Ella respiró de golpe.

–¿Cómo te atreves? ¡Esto no tiene nada que ver con Laurence.

–Me resulta difícil de creer.

–Pues te lo creas o no, es la verdad. He venido esta noche aquí porque quería acostarme contigo, y por ninguna otra razón.

–Y si yo lo hubiera sabido, ¿crees que habría seguido queriendo acostarme contigo?

Perdió el color de las mejillas y él se dijo que la sensación que lo recorría por dentro era satisfacción.

Sinceramente no pensé que importara.

–Eres una virgen de veintitrés años, pero yo te he traído aquí pensando que eras como yo, que disfrutabas con el sexo sin complicaciones. Si hubiera sabido que no habías estado aún con nadie, no te habría tocado.

Ella lo miró indignada.

–Pues quédate tranquilo, Cesare, que no tengo intención de volver a pasar por tu puerta.

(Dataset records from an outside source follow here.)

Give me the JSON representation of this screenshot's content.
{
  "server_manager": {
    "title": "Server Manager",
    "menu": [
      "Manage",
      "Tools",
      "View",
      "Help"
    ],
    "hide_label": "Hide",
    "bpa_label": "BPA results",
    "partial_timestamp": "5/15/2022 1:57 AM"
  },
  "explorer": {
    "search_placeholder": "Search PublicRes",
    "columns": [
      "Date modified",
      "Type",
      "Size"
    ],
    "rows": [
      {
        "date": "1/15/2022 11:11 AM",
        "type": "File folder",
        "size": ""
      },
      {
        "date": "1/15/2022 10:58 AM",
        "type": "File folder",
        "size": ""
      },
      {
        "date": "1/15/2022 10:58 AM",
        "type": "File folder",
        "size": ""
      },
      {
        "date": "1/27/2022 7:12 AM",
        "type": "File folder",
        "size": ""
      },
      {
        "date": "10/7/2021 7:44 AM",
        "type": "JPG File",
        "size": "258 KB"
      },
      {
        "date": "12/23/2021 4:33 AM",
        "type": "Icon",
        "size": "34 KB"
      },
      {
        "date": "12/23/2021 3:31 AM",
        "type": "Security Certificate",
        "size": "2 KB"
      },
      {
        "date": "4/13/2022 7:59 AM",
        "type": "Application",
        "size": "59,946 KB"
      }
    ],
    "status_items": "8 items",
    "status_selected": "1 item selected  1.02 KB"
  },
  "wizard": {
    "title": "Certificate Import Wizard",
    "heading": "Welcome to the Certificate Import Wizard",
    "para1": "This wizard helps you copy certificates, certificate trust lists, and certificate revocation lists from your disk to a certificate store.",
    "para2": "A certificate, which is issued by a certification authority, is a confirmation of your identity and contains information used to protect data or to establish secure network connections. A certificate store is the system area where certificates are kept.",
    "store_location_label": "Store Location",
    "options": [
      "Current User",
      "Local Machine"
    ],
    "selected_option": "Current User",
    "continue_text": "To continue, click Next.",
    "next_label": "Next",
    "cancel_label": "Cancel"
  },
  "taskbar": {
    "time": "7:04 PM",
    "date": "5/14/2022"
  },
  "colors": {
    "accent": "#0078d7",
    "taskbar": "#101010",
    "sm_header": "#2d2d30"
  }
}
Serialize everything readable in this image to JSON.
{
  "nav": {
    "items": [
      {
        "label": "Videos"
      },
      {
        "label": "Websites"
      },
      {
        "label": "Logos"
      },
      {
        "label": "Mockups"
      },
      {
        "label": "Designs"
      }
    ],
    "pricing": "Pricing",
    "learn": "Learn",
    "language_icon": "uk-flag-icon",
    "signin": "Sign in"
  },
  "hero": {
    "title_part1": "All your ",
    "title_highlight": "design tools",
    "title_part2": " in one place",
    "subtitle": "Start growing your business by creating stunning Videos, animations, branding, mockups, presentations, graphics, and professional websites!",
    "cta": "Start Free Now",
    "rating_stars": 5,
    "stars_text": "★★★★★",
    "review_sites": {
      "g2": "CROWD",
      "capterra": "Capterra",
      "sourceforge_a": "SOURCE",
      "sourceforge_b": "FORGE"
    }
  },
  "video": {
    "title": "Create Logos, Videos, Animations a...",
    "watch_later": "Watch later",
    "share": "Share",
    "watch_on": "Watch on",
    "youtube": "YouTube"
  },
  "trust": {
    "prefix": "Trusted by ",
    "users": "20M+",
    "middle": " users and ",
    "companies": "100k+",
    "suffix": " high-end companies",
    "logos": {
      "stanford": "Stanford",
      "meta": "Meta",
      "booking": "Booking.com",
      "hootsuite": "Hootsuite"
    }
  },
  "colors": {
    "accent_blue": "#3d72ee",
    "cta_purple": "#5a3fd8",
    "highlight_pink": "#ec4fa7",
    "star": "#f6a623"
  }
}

Y cruzó la habitación, elegante incluso tapada con una sábana.

Pero él no había tenido suficiente aún y la siguió al salón.

–¿Y cómo es posible? Hay motones de artículos sobre tus conquistas en la red.

–Ya. Internet se equivoca a veces, ¿sabes?

–¿Pero tanto?

Jemima lo abrasó con la mirada.

–Tú dirás…

El vestido se había quedado tirado en el suelo y se lo puso antes de dejar caer la sábana, con lo que no volvió a ver su cuerpo. Daba igual. Su imagen ya estaba grabada a fuego en su memoria.

–Hay fotografías. ¿Y qué pasa con Clive Angmore?

–Un conocido –contestó, buscando su bolso–. Nada más.

–Entonces, ¿qué? ¿Te reservabas para cuando te casaras?

Su expresión de incredulidad le retorció el corazón.

–Pues que sepas que esto no supone nada para mí. Sea cual sea la razón por la que has venido aquí esta noche, esperando lo que sea que esperases, nada ha cambiado. Esto ha sido solo sexo. Nada más.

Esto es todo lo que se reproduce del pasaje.